Bissone is first mentioned in 735 and again in 854 as Blixuni. In German it was known as Byssen, though that name is no longer used.
In the 8th Century it was home to a Lombard garrison and supported the fortresses in Campione d'Italia, Arogno and Brusino Arsizio. Starting in the 9th Century, the monastery of S. Ambrogio in Milan owned property in Bissone. The parish church of St. Carpoforo, became partly independent in 1474 from the mother church at Riva San Vitale. It became fully independent in 1622, but retained a relationship with the monastery of San Pietro in Ciel d'Oro in Pavia. The Oratory of St. Rocco was built around 1630.
During the Middle Ages, at the site of today's Casa Tencalla, there was a castle. The castle is first mentioned in 1054. On the mountain side surrounded by fortified walls, were the entrance gates to the village. Bissone was the center of the Ghibellines' resistance during the dispute between Milan and Como (1118-1127). Following the French invasion in 1798 and the end of the Old Swiss Confederacy, it became a stronghold of supporters of the Cisalpine Republic. However, on 3 March 1798 it was taken over by Pro-Swiss forces from Lugano.

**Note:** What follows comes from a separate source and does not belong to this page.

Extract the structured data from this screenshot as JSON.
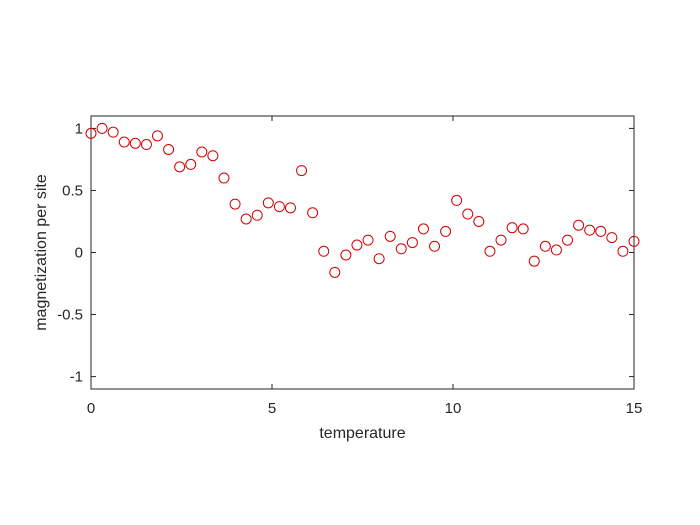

Bissone was the birthplace of the architect Francesco Borromini and home of numerous construction and architecture dynasties such as the Maderno, Gaggini, Tencalla and Garovaglio families. The local economy always relied primarily on fishing and the fish trade. Under the Old Swiss Confederacy, Bissone, Morcote and Melide had a monopoly on selling fish in Lugano. Another source of income was providing ferries across the lake. During the 14th to 17th Centuries a number of large houses with impressive arcades were built for the local merchants. Later, emigration together with wine, olive and hemp cultivation became the major sources of income. With the construction of the Melide causeway, carrying the road (1847) and railway (1874) from Melide, Bissone lost its traditional trade income. Bissone is part of the tourist region on Lake Lugano.